What factors contribute to pro-poor growth? Is pro-poor growth an impediment to future economic growth, or do pro-poor policies contribute to growth? This paper, published by the World Bank, contends that well-designed poverty-reduction strategies can help promote growth, and hence, longer-term poverty reduction. The challenge for policy-makers is to combine growth-promoting reforms with the right policies to ensure that poor people can participate fully.
Definitions of pro-poor growth vary significantly. Overall it emphasises the inequality inherent in the growth process. It can be understood as a situation in which any distributional shifts accompanying economic growth favour the poor. Alternatively, growth is only said to be ‘pro-poor’ if poor people benefit in absolute terms from economic growth.

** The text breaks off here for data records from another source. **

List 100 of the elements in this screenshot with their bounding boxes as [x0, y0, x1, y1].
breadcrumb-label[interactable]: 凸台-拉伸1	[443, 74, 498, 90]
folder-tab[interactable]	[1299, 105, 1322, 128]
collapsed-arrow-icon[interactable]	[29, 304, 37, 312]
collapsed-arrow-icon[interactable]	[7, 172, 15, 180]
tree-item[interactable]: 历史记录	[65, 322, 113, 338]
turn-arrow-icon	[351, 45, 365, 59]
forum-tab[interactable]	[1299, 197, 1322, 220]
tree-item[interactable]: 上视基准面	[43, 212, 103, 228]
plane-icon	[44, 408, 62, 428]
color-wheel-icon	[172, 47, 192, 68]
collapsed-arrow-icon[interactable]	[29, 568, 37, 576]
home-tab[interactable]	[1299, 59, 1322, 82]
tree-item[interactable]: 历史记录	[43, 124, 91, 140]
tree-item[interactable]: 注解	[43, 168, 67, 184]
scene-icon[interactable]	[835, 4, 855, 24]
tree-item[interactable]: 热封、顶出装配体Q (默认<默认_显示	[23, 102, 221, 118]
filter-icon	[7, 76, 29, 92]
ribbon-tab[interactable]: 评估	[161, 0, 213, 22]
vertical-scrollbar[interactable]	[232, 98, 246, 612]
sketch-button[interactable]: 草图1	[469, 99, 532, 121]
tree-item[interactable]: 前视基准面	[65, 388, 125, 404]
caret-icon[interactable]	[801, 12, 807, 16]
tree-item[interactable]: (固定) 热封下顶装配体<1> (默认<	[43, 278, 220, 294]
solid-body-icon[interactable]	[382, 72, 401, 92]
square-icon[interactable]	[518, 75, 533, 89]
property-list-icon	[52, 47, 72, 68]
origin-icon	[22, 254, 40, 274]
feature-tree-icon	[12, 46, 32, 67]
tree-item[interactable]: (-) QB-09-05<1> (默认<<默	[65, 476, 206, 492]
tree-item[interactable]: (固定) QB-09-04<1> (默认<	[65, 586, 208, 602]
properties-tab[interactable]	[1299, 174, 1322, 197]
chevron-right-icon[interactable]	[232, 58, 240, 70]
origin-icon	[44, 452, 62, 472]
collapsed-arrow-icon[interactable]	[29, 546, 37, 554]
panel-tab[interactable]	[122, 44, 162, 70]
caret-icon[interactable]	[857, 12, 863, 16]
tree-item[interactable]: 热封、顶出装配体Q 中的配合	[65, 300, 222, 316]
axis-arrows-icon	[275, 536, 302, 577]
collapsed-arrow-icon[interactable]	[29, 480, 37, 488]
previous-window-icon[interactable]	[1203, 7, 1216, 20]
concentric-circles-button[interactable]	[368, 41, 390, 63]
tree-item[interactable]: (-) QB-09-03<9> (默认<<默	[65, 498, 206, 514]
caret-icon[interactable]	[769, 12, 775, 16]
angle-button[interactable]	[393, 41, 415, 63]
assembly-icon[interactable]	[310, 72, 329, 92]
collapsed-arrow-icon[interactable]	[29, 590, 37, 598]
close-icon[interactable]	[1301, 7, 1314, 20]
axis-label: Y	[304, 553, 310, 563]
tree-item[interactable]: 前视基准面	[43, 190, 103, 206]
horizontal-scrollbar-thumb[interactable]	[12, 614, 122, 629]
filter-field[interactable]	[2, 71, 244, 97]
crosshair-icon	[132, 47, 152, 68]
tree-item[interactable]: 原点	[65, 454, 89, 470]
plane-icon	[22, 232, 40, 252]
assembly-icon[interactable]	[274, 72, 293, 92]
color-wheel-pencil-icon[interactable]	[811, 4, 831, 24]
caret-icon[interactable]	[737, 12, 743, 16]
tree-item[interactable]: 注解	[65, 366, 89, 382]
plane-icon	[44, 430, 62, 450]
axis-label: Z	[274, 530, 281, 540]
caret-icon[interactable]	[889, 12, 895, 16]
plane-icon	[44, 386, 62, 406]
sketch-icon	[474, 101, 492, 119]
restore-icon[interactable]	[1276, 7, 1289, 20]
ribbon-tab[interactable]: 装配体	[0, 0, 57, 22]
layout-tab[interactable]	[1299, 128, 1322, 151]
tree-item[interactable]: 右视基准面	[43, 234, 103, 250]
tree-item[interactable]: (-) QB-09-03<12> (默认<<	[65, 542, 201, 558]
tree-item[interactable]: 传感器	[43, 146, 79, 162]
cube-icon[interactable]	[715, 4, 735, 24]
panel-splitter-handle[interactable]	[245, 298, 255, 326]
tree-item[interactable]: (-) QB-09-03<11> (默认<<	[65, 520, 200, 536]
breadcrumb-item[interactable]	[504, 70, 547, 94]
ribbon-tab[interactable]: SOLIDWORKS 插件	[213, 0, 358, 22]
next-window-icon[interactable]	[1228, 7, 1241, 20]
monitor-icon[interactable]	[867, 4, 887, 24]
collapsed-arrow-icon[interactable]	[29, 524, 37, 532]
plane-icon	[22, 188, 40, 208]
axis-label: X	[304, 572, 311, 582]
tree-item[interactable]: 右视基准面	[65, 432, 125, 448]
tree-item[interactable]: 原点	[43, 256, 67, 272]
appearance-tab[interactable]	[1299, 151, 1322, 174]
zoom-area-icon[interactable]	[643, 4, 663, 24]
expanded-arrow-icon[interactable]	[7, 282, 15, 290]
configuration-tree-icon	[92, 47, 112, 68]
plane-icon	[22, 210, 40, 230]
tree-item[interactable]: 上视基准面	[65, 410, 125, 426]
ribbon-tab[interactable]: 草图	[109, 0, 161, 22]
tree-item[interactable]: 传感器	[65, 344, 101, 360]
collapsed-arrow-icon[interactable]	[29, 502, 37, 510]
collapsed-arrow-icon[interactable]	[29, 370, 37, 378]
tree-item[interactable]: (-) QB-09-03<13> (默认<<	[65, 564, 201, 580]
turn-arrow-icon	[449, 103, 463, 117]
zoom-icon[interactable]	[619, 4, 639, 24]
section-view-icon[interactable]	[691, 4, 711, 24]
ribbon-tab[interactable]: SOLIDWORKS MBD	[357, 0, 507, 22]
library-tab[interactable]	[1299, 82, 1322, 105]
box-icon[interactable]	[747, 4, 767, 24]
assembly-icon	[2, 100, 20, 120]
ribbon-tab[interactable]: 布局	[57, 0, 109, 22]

Economic growth often has diverse impacts on poverty reduction. The two main causes of differing rates of poverty reduction in relation to growth are: (i) the initial level of inequality and (ii) the changes in inequality over time:
- Initial inequality: poor people tend to benefit less from growth if there is a high level of initial inequality. A smaller initial share of the gains from growth tends to mean a smaller subsequent share of the gains from economic expansion. Unequal access to infrastructure and social services, such as health and education, make it harder for some people to take up the opportunities afforded by economic growth.
- Changing inequality: particularly changes in income distribution, influence the rate of poverty reduction at a given rate of growth. Changes in income distribution may arise from changes in the trade regime, tax reforms, welfare policy reforms and demographic changes. The geographical and sectoral pattern of growth also affects income distribution in developing countries.
While poverty is often viewed as a consequence of low average income, there is a feedback effect whereby high initial inequality also impedes future growth. Pro-poor growth requires a combination of growth, a pro-poor pattern of growth and success in reducing the antecedent inequalities that limit the prospects for poor people to share in the opportunities provided in a growing economy. Governments can take steps to ensure more pro-poor growth by:
- Giving a high priority to public action that helps poor people to acquire the skills and to maintain the good health needed to participate in the growth process.
- Recognising that policies that help to insure the poor can also help underpin their longer-term prospects of escaping poverty.
- Remedying the biases against the poor in taxation and public spending policies, such as biases in the allocation of infrastructure expenditure.
- Understanding that government policies in some countries can also add to the risks and costs facing poor people in attempting to escape poverty, such as migration to better-off areas.
- Acknowledging that the poor are typically locked out of profitable opportunities for self-advancement. Well-designed direct public action against poverty is needed to help promote growth and long-term poverty alleviation.
- Recognising that reducing inequality by adding further distortions to an economy will have ambiguous effects on growth, and hence also on poverty reduction.